The Supreme Court of Canada could force Quebec into step with the rest of the country on Friday when it releases an important decision on whether common-law partners have a right to spousal support.

Legal experts say that such a ruling could have repercussions for about 1.2 million Quebec residents – the largest concentration of unmarried couples in the world.

"Every other Canadian jurisdiction has created spousal support obligations between common-law partners, so Quebec sticks out on this one," said Rollie Thompson, a family law professor at Dalhousie University.

However, the court could go even further, extending to common-law couples the right to a fair division of property acquired during a relationship, as married couples have.

Five provinces and territories have already taken that step. Quebec is among the provinces that have resisted this reform.

Friday's decision involves a billionaire and a former Brazilian model. The couple, who can be identified only as Eric and Lola, met in 1992, when she was 17 and he was 32. They had three children during their seven-year relationship.

Lola, the primary caregiver, asserts that she was unable to work outside the home. She maintained that by refusing her persistent requests that they get married, Eric effectively managed to safeguard his vast fortune.

Lola is seeking a monthly payment of $56,000 for herself, a share of the family estate and a lump-sum payment of $50-million. Her ex-partner has given her a $2.5-million home and money to pay many of her other bills.

Lola currently receives child support of about $460,000 a year.

The Quebec Court of Appeal overturned a lower-court decision that Eric did not have to pay spousal support to his former partner. In doing so, the appellate judges struck down a section of the province's Civil Code. However, they left the property division issue alone.

Many family law experts maintain the time is ripe for the Supreme Court to overrule a controversial 2002 judgment, Walsh v Bona, that denied property division rights to common-law spouses.

The Walsh decision was predicated on the supposition that common-law couples make a conscious choice to avoid the trappings and obligations of marriage.

"Choice must be paramount," it reasoned. "The decision to marry or not is intensely personal. Many ... individuals in conjugal relationships of some permanence have chosen to avoid marriage and the legal consequences that flow from it."
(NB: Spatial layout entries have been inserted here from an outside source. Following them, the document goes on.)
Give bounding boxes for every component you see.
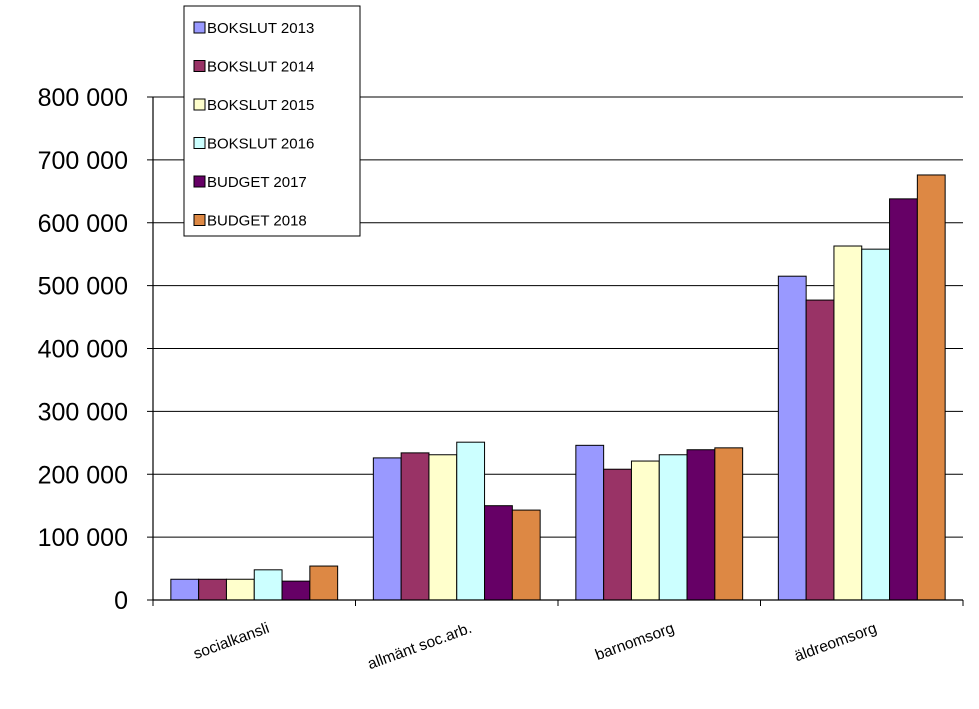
bar (170, 578, 200, 601)
legend-label: BOKSLUT 2015 (207, 97, 314, 114)
y-tick-label: 800 000 (38, 84, 128, 112)
legend-swatch (193, 175, 206, 188)
bar (511, 509, 541, 601)
y-tick-label: 200 000 (38, 461, 128, 489)
x-category-label: socialkansli (191, 620, 271, 663)
legend-label: BOKSLUT 2013 (207, 20, 314, 37)
bar (714, 447, 744, 601)
legend-swatch (193, 214, 206, 226)
bar (603, 468, 632, 601)
bar (400, 452, 430, 601)
x-axis-labels: socialkansli allmänt soc.arb. barnomsorg äl… (191, 620, 879, 673)
y-tick-label: 0 (114, 587, 128, 615)
axes (152, 97, 964, 606)
bar (833, 245, 863, 601)
y-tick-label: 600 000 (38, 210, 128, 238)
x-category-label: allmänt soc.arb. (365, 620, 474, 673)
legend-box (183, 5, 361, 237)
bar (309, 565, 339, 601)
legend-swatch (193, 137, 206, 149)
bar (777, 275, 807, 601)
bar (225, 578, 255, 601)
legend: BOKSLUT 2013 BOKSLUT 2014 BOKSLUT 2015 BOKS… (183, 5, 361, 237)
y-tick-label: 700 000 (38, 147, 128, 175)
bar (630, 460, 660, 601)
legend-swatch (193, 21, 206, 34)
y-tick-label: 400 000 (38, 336, 128, 364)
bar (916, 174, 946, 601)
x-category-label: barnomsorg (593, 620, 677, 664)
bars (170, 174, 946, 601)
y-tick-label: 300 000 (38, 398, 128, 426)
legend-swatch (193, 98, 206, 111)
legend-swatch (193, 60, 206, 72)
bar (889, 198, 918, 601)
bar (861, 248, 891, 601)
bar (805, 299, 835, 601)
y-axis-ticks: 0 100 000 200 000 300 000 400 000 500 000 600 … (38, 84, 153, 615)
bar (198, 578, 227, 601)
legend-label: BUDGET 2018 (207, 213, 307, 230)
y-tick-label: 500 000 (38, 273, 128, 301)
bar (658, 454, 688, 601)
bar (253, 569, 283, 601)
legend-label: BOKSLUT 2016 (207, 136, 314, 153)
bar (484, 505, 513, 601)
bar (686, 449, 716, 601)
legend-label: BUDGET 2017 (207, 174, 307, 191)
bar (281, 580, 311, 601)
legend-label: BOKSLUT 2014 (207, 59, 314, 76)
bar (428, 454, 458, 601)
bar (575, 444, 605, 601)
x-category-label: äldreomsorg (792, 620, 879, 665)
y-tick-label: 100 000 (38, 524, 128, 552)
bar (372, 457, 402, 601)
bar (456, 441, 486, 601)
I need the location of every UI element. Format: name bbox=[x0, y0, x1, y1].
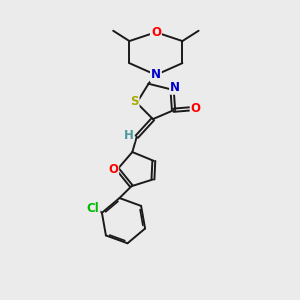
Text: O: O bbox=[151, 26, 161, 39]
Text: N: N bbox=[170, 81, 180, 94]
Text: O: O bbox=[108, 163, 118, 176]
Text: N: N bbox=[151, 68, 161, 81]
Text: O: O bbox=[190, 102, 201, 115]
Text: H: H bbox=[124, 129, 134, 142]
Text: S: S bbox=[130, 95, 139, 108]
Text: Cl: Cl bbox=[87, 202, 100, 215]
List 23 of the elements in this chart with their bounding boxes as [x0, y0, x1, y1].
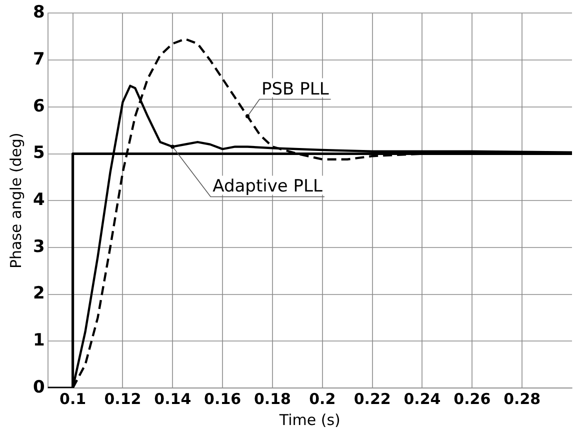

As wrong as most family law experts believe the Walsh decision was, they do not see it as likely that the Supreme Court will back away from it so quickly.

If the court surprises them by turning away from the Walsh ruling, it would likely cite its 1999 Supreme Court decision in the case of M v H, where the judges extended spousal support benefits to same-sex partners.

Prof. Thompson said it is folly to assume that common-law partners undertake a calculated assessment of their future. "They just leave a toothbrush at the other's place one week and, boom, 10 years later find themselves still not married, with a couple of kids," he said.

During an oral hearing for the Eric v Lola case, the Women's Legal Education and Action Fund argued that female common-law partners not only tend to earn less during a relationship, they habitually come out on the short end because property is divided unequally.

LEAF lawyers Johanne O'Hanlon and Martha McCarthy asserted that millions of people in common law partnerships also harbour an erroneous belief that spousal and property division rights apply to them.

Women are frequently shocked to discover, after separation, that their failure to marry their former partner is going to leave them with little on which to live, Ms. O'Hanlon and Ms. McCarthy said.